Second Sunday of Advent
December 8, 2019
First Reading: Isaiah 11:1-10
Second Reading: Romans 15-4-13
Gospel: Matthew 3:1-12
A New Hope We have in Jesus Christ:
The word Advent means “coming” it is a time to slow down, be quiet and mediate about the real meaning of Christmas.
There are two and a half weeks before Christmas and we still have time to prepare our hearts and our lives as we wait for the coming of Jesus.
Let’s focus on the promise that God made to his people and how that promise was fulfilled in Jesus.
Advent is also the beginning of the liturgical year. The season begins on the fourth Sunday before Christmas and ends on the day before Christmas. It may be a time for new beginning for us as Christians.
Change is among us in this time of Advent expectation. Many of us may have already experienced the kinds of change that faith can bring, but that doesn’t mean the change is over.
Yes, a year older this Advent season, one more year of knowledge, another year immersed in the life of faith. Advent is a reminder that change is upon us, and while those changes may cause some temporary tears, they also will have moments of joy!
Advent is also that unchangeable season when the same concepts, the same words rise over and over again, year after year, to challenge our hearts and minds.

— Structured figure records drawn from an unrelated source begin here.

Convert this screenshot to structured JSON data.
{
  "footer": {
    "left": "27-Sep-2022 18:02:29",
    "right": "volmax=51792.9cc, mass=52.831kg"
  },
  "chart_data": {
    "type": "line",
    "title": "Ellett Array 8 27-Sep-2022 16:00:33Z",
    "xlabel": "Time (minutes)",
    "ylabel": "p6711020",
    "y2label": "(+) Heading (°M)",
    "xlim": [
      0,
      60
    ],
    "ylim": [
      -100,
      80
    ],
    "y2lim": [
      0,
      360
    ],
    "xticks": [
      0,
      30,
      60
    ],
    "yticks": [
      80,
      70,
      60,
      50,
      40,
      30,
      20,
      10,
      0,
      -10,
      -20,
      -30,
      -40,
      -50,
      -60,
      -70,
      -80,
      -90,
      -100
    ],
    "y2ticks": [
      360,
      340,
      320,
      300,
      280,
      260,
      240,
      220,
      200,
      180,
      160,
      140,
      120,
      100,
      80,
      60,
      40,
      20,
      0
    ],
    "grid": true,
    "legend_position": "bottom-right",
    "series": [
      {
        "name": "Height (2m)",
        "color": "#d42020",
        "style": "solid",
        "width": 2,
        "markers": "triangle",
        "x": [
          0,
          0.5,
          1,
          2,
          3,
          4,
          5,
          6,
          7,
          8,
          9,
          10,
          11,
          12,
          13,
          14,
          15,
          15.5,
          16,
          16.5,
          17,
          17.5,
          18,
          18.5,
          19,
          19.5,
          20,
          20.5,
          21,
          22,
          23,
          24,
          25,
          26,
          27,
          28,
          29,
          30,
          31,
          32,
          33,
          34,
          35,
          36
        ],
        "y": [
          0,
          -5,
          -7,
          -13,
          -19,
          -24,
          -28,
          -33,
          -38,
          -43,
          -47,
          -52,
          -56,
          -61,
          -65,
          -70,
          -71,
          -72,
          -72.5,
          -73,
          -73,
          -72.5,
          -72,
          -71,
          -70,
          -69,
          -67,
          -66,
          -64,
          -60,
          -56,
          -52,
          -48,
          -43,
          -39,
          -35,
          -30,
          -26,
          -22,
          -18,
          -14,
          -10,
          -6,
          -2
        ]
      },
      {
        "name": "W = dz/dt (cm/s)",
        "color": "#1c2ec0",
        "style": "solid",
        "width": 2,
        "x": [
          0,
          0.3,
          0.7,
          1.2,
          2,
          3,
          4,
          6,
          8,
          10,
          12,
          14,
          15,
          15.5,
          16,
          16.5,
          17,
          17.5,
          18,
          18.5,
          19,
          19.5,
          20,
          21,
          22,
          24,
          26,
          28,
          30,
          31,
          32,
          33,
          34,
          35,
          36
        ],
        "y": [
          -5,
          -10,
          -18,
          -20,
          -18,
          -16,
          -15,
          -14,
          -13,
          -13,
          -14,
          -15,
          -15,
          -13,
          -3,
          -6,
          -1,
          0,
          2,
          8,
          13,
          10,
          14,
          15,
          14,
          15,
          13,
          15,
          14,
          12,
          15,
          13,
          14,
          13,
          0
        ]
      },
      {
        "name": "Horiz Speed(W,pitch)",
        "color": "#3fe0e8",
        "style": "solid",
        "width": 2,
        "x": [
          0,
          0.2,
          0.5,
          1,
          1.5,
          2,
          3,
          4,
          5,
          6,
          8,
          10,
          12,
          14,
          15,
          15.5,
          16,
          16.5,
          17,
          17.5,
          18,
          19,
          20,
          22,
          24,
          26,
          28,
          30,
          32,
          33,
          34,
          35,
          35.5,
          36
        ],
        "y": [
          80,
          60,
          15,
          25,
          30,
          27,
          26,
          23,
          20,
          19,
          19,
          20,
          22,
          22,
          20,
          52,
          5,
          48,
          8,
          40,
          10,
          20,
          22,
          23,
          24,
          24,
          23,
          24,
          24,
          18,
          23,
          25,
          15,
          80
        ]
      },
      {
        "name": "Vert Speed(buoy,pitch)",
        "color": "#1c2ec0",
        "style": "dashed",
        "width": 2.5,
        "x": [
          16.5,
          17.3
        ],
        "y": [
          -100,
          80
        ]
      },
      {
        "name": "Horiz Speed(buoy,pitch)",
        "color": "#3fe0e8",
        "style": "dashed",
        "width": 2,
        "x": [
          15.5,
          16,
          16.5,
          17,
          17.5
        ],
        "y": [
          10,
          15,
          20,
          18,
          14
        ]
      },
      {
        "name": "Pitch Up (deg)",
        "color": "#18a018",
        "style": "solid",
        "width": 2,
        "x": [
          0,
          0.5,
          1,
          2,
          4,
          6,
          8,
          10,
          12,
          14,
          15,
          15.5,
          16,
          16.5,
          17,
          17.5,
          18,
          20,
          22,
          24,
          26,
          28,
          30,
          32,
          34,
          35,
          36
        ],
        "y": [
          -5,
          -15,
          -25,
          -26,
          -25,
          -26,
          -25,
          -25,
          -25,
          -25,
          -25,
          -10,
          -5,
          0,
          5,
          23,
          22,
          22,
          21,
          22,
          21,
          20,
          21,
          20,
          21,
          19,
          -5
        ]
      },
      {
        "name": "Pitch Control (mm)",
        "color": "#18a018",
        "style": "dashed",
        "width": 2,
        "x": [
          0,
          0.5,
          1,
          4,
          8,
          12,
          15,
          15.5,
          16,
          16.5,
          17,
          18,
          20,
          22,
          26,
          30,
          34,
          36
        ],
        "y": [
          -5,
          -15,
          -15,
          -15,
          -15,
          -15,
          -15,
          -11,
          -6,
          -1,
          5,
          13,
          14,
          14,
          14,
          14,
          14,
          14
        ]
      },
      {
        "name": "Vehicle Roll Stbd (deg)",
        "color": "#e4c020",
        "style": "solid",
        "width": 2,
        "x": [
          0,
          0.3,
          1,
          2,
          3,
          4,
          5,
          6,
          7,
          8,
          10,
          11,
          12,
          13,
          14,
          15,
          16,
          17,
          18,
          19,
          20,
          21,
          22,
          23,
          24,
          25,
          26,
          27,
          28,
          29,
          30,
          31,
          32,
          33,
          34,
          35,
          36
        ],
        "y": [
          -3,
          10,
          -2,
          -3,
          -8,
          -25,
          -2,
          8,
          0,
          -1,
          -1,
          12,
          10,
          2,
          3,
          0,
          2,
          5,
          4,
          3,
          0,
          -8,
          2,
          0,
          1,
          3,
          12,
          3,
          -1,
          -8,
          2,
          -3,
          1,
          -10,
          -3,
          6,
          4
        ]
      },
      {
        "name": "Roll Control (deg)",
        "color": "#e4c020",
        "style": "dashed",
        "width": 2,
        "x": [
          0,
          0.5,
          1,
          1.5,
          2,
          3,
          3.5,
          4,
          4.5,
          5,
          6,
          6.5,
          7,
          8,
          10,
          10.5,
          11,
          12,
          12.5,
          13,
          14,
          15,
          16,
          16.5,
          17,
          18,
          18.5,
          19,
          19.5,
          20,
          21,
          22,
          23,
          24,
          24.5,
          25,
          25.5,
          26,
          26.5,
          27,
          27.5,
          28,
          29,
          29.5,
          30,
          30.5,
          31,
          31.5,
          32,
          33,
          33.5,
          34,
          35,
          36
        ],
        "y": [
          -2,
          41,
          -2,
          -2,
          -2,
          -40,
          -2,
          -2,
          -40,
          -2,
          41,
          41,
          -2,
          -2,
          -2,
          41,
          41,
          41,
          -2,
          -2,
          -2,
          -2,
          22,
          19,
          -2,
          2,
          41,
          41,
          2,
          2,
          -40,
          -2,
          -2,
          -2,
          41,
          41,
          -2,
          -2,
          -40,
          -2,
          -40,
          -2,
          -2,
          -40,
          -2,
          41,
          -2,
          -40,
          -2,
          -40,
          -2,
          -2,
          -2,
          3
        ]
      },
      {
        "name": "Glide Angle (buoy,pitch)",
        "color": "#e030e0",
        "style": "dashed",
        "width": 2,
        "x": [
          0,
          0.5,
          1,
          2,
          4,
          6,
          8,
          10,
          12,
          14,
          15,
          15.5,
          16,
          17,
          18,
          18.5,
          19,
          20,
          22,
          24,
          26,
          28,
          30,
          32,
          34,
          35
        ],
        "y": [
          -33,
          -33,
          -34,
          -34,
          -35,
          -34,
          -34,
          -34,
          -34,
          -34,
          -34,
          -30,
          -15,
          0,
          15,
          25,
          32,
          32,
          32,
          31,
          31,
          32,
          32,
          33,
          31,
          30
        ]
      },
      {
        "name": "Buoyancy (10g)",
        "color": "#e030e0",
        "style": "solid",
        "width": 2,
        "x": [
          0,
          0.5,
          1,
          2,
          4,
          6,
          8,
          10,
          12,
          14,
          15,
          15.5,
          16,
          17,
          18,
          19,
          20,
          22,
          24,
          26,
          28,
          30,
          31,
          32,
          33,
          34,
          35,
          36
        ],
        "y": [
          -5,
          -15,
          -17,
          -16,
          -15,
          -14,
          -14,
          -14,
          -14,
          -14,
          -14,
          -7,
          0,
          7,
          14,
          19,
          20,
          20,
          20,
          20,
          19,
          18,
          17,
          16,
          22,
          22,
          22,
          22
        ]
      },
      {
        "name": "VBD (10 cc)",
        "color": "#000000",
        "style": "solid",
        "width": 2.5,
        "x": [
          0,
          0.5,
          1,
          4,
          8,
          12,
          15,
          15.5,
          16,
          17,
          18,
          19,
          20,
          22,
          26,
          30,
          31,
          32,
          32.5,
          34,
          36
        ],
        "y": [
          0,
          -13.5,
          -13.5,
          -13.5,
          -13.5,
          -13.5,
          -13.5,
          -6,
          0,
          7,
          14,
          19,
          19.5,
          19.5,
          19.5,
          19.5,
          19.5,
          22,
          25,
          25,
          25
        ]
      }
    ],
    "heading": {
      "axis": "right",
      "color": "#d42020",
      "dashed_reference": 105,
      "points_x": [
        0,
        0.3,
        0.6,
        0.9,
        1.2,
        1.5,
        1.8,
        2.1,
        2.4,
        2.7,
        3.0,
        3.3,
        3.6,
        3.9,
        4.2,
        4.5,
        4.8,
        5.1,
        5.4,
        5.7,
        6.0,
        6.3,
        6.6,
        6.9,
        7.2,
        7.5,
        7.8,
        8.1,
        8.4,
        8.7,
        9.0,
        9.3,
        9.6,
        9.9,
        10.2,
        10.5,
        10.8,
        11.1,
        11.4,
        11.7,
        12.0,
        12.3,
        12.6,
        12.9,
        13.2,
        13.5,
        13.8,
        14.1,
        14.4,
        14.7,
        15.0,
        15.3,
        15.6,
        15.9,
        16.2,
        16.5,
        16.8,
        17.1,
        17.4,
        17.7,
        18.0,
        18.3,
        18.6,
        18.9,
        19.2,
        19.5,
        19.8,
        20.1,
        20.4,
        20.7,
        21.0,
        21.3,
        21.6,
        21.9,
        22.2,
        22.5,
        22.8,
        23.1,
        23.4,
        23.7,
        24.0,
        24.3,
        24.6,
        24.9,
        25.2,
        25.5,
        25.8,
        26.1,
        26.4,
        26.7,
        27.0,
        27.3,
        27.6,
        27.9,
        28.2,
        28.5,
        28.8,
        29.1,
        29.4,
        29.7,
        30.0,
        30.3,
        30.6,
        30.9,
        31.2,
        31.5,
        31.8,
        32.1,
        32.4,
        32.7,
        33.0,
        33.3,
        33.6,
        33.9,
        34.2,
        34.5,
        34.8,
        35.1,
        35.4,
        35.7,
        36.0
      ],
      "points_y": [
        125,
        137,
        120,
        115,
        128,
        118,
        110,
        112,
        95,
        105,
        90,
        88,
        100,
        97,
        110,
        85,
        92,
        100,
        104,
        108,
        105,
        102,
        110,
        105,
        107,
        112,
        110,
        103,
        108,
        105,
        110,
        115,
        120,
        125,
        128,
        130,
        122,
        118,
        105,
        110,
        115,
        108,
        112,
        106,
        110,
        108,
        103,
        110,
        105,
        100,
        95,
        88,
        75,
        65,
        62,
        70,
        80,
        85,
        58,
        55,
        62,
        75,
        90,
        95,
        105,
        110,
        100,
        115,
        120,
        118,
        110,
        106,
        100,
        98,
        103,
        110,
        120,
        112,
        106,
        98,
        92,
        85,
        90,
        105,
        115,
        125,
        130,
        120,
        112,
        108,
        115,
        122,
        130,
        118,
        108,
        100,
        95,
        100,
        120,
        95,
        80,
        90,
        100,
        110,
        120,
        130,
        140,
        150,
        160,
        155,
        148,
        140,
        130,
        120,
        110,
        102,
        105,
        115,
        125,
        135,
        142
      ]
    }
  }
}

Advent is the season of waiting. And who hasn’t waited? As children we waited to open presents, although as adults I think we are just as impatient about gifts. We wait in lines at the bank, the store and DMV.
But really in the season of Advent, it is important that we slow down, wait patiently and realize the real Christmas gift in Advent is the process, as we learn to calm our hearts and minds and focus on Gods promise. The birth of a baby, the savior born in Bethlehem.
John the Baptist
The Second Sunday in Advent and our attention is turned to John the Baptist in our Gospel reading today.
John the Baptist is the son of Zechariah and Elizabeth who preached a message of repentance and salvation, John saw himself as a forerunner of God’s promise of the savior of the world, who will be coming.
John is the last of the old covenant prophets. Since he was in his mother’s womb, he was chosen by God and he has been expecting Jesus, so why shouldn’t he be the one in Advent to help us prepare the way?
In a book called Peculiar Treasures, describes John the Baptist with a little humor.
John the Baptist didn’t fool around. He lived in the wilderness around the Dead Sea. He subsisted on a starvation diet, and so did his disciples. He wore clothes that even the rummage sale people wouldn’t have handled. When he preached, it was fire and brimstone every time.
The Kingdom was coming all right, he said, but if you thought it was going to be pink tea, you’d better think again. If you didn’t shape up, God would give you the axe.
Your only hope, he said, was to clean up your life as if your life depended on it, which it did, and get baptized in a hurry as a sign that you had. Some people thought he was Elijah come back from the grave, and some others thought he was the Messiah, but John would have none of either.
Our reading in Isaiah: A shoot shall come out from the stump of Jesse, and a branch shall grow out of his roots. The spirit of the Lord shall rest on him, the Spirit of wisdom and understanding, the spirit of counsel and might, the spirit of knowledge and fear of the Lord. (Isaiah 11:1)
The spirit of God and the branch a new life, is Jesus, the new life that is coming into the world, becoming incarnate in the womb Jesus is the one appointed King of Kings and Lord or Lords.
God didn’t come into this world with a fortune of money and power and influence, God chose to become human and live among us.
The Savior of the world was born a vulnerable child. He entered this world, with a very humble family, born in a manager, lying on straw surrounded by animals. The King who will rule all of creation lies in a humble manger. The world He entered was far from perfect, full of sin, pain and darkness. But he was sent with promise of a new life of hope.
The Apostle Paul explains it in his letter to the Romans (Romans 15:13)
“May the God of hope fill you with all joy and peace in believing, so that you may abound in hope by the power of the Holy Spirit”.
Advent and Christmas calls us to praise God as we actively await the coming of Christ, prepare our hearts and lives for his arrival, and claim and celebrate the new hope we have in Jesus Christ.